Following the introduction of some other technical improvements documented here, we performed a little before and after analyses of Strathprints which provided some encouraging results. But we also used the work as an opportunity to examine the potential influence of whitehat improvements on user engagement.
We discovered that the average time users spent on Strathprints upon arrival increased considerably. 01:29 up from 00:58 – so users typically spent 58% longer on Strathprints, strongly indicative that improvements to the user interface and especially the introduction of the CORE Recommender, was enough to persuade users to defer their bounce and instead read content, or explore alternative content within the CORE Recommender.
In other words, it was possible to improve the “dwell time” of Strathprints repository users and this, in a roundabout way, actually helps to improve search engine visibility. But why?
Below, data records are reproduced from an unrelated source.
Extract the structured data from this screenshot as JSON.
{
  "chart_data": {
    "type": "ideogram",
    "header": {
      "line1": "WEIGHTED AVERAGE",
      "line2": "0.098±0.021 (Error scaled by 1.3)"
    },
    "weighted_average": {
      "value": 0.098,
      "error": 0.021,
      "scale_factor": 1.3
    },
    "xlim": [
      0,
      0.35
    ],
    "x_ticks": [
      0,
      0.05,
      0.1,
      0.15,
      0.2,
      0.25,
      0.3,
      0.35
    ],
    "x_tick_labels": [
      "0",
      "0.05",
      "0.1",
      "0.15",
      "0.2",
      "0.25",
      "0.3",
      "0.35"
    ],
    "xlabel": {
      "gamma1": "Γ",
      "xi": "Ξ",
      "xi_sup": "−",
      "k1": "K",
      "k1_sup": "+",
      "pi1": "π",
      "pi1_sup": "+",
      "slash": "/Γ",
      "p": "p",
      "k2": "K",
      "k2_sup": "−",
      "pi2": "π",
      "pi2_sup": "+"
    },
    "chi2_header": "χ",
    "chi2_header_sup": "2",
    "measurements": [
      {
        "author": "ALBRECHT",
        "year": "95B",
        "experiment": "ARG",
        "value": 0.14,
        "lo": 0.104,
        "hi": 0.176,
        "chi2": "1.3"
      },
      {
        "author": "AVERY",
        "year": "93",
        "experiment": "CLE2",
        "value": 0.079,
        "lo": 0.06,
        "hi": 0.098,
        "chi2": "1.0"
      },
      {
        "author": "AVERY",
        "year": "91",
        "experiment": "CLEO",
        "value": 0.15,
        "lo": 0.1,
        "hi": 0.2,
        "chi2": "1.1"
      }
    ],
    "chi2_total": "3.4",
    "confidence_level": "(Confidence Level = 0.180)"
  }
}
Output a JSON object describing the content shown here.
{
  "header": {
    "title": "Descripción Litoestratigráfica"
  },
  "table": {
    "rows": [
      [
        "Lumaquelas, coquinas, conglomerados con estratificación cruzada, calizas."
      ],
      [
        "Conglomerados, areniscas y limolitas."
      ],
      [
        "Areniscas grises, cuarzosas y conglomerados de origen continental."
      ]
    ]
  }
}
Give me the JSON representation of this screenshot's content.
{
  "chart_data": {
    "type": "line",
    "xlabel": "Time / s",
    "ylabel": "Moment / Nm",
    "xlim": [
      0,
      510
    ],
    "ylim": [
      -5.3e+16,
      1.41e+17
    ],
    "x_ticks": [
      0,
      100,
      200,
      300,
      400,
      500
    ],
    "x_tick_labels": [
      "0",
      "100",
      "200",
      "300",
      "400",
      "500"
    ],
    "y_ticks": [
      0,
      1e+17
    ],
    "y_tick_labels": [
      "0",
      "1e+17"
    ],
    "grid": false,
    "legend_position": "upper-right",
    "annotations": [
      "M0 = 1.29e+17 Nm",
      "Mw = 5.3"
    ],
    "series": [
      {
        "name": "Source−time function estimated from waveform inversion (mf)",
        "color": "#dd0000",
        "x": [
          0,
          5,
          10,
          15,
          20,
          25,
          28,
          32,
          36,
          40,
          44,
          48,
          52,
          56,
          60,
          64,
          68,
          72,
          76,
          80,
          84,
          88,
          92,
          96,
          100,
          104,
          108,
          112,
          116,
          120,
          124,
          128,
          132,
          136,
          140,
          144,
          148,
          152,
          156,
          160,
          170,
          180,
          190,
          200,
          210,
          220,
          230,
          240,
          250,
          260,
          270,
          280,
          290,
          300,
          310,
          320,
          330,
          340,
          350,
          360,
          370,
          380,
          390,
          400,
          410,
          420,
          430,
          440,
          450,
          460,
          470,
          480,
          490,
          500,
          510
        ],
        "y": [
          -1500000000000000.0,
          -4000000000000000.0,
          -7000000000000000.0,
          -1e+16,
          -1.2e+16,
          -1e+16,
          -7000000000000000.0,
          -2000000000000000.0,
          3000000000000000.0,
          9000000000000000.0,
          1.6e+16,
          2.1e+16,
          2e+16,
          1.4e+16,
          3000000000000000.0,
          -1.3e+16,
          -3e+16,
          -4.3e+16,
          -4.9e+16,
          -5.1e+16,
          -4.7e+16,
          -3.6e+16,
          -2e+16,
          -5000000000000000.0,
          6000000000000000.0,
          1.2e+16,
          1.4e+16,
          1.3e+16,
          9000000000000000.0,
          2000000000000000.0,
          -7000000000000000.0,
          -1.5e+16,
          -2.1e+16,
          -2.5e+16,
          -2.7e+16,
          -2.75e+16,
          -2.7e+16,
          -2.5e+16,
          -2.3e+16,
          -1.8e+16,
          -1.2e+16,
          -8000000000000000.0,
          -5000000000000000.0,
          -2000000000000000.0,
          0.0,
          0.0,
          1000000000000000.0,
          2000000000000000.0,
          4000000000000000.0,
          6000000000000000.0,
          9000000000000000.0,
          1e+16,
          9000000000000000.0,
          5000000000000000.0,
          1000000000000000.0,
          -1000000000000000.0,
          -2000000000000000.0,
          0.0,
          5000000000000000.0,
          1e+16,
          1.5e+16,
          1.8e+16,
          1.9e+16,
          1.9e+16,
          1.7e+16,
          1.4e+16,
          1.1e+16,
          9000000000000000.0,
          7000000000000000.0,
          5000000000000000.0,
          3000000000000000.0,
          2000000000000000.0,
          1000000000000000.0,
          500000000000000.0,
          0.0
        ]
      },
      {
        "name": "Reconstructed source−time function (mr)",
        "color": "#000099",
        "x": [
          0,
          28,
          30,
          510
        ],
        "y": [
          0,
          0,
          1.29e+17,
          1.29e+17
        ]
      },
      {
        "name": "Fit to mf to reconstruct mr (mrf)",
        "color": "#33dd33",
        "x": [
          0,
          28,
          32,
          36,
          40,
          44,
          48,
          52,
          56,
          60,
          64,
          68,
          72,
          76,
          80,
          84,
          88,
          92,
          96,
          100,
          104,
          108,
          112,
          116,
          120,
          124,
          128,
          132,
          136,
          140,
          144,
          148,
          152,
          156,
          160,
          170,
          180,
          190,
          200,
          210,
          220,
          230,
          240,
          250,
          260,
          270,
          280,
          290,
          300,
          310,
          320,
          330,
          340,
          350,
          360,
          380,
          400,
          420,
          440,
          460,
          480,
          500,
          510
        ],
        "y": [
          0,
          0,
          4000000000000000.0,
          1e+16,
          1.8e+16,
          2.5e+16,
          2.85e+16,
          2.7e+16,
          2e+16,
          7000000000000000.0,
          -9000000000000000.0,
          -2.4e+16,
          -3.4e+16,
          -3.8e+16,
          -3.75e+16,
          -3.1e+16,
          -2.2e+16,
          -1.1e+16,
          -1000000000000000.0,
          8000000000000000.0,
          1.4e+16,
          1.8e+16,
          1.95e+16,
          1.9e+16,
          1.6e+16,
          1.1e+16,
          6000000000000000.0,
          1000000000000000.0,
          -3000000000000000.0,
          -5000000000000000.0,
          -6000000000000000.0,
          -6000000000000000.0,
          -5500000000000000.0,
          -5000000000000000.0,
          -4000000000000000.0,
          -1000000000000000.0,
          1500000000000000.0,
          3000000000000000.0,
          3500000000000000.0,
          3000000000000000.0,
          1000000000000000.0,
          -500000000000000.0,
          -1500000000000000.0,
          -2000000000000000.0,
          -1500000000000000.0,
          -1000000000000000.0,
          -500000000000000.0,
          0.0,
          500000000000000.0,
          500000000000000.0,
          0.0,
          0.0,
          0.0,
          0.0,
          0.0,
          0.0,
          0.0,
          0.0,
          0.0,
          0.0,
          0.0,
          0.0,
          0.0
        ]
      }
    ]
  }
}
This is because focusing on bounce rates is not a reliable metric, especially given what we already know about horizontal information seeking and repositories. Indeed, we found that the Strathprints bounce rate only decreased slightly after our changes were implemented. But experts are more aware than ever that “dwell time” is perhaps a more important metric than bounce rate– and dwell time is certainly critical to understanding repository engagement. For example, a user might spend 25 mins reading content on your repository, taking notes and chaining references, but then they might leave. In bounce rate terms that user has “bounced” because they failed to navigate to another page on the repository. Yet, the user spent 25 mins consuming repository content and clearly found that content useful. It is for this reason that many search services, Google included, now factor in “dwell time”. Like PageRank more generally, we do not know quite how Google calculates dwell time or what weighting it is assigned in calculating PageRank, but we do know it is important.
So, the ability of a repository to increase dwell time is critical to repository discovery and can only be achieved by providing high quality content (which repositories do anyway because they serve scholarly content!) and creating interaction opportunities on the repository, something which the CORE Recommender clearly promotes.
Concluding thoughts
The role of the CORE Recommender in promoting a 58% increase in user dwell time on Strathprints has been an important component of our wider repository visibility and web impact strategy. And from our more detailed analyses we can observe that the Recommender has also led to an increase in traffic from CORE to Strathprints too (via the Recommender). Of course, the CORE Recommender can only get better, bringing additional benefits to Strathprints. CORE intend to continually enhance the Recommender and its Algorithm. They are constantly re-evaluating it and refining it and are continually introducing additional signals and sources, such as readership, citation count, popularity and research area topics, thereby delivering even better, more successful recommendations.